Michaelis. (Leans nearer.) All my life long I have walked in the light of something to come, some labor, some mission, I have scarcely known what—but I have risen with it and lain down with it, and nothing else has existed for me.—Nothing, until—I lifted my eyes and you stood there. The stars looked down from their places, the earth wheeled on among the stars. Everything was as it had been, and nothing was as it had been; nor ever, ever can it be the same again.
Rhoda. (In a low and agitated voice.) You must not say these things to me. You are—I am not—. You must not think of me so.
Michaelis. I must think of you as I must.
(Pause. Rhoda speaks in a lighter tone, as if to relieve the tension of their last words.)
Rhoda. Tell me a little of your boyhood.—What was it like—that place where you lived?
Michaelis. (Becomes absorbed in his own mental pictures as he speaks.) A great table of stone, rising five hundred feet out of the endless waste of sand. A little adobe house, halfway up the mesa, with the desert far below and the Indian village far above. A few peach trees, and a spring—a sacred spring, which the Indians worshipped in secret. A little chapel, which my father had built with his own hands. He often spent the night there, praying. And there, one night, he died. I found him in the morning, lying as if in quiet prayer before the altar.
Rhoda. (After a moment's hush.) What did you do after your father died?
Michaelis. I went away south, into the mountains, and got work on a sheep range. I was a shepherd for five years.
Rhoda. And since then?
Michaelis. (Hesitates.) Since then I have—wandered about, working here and there to earn enough to live on.
Rhoda. I understand well why men take up that life. I should love it myself.
Michaelis. I did n't do it because I loved it.
Rhoda. Why, then?
Michaelis. I was waiting my time.
Rhoda. (In a low tone.) Your time—for what?
Michaelis. To fulfil my life—my real life.
Rhoda. Your—real life? (He sits absorbed in thought without answering. Rhoda continues, after a long pause.) There in the mountains, when you were a shepherd—that was not your real life?
Michaelis. It was the beginning of it.
Rhoda. (With hesitation.) Won't you tell me a little about that time?
Michaelis. In the fall I would drive the sheep south, through the great basin which sloped down into Mexico, and in the spring back again to the mountains.

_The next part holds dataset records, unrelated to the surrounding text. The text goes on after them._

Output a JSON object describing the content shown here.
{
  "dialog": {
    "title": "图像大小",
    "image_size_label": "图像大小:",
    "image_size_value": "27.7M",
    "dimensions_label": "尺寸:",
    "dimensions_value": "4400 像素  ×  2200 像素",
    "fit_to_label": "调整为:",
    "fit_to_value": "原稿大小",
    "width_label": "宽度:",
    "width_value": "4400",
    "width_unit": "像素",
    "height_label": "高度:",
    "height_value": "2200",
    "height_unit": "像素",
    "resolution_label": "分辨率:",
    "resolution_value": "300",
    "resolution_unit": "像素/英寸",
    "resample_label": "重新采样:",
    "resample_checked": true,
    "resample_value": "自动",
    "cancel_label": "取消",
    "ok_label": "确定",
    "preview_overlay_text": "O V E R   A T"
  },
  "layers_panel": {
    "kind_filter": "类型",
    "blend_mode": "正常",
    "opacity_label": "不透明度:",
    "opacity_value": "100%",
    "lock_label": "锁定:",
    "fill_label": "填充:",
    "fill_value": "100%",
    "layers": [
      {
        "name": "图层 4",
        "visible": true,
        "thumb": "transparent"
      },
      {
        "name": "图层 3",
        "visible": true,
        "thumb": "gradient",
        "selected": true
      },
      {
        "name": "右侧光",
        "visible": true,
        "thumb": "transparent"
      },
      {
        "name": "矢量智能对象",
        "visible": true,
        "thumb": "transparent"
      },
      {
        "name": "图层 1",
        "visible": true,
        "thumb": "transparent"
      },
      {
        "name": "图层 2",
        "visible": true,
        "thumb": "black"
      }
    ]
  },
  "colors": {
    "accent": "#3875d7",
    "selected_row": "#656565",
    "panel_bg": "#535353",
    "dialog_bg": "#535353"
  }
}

Rhoda. Were you all alone?
Michaelis. There were a few men on the ranges, but they were no more to me than the sheep—not so much.
Rhoda. Were n't you dreadfully lonely?
Michaelis. No.
Rhoda. You had n't even any books to read?
Michaelis. (Takes a took from his coat pocket.) I had this pocket Bible, that had been my father's. I read that sometimes. But always in a dream, without understanding, without remembering. (His excitement increases.) Yet there came a time when whole chapters started up in my mind, as plain as if the printed page were before me, and I understood it all, both the outer meaning and the inner.
Rhoda. And you did n't know what made the difference?
Michaelis. Yes.
Rhoda. What was it?
Michaelis. I can't tell you that.
Rhoda. Oh, yes!
Michaelis. There are no words to tell of it.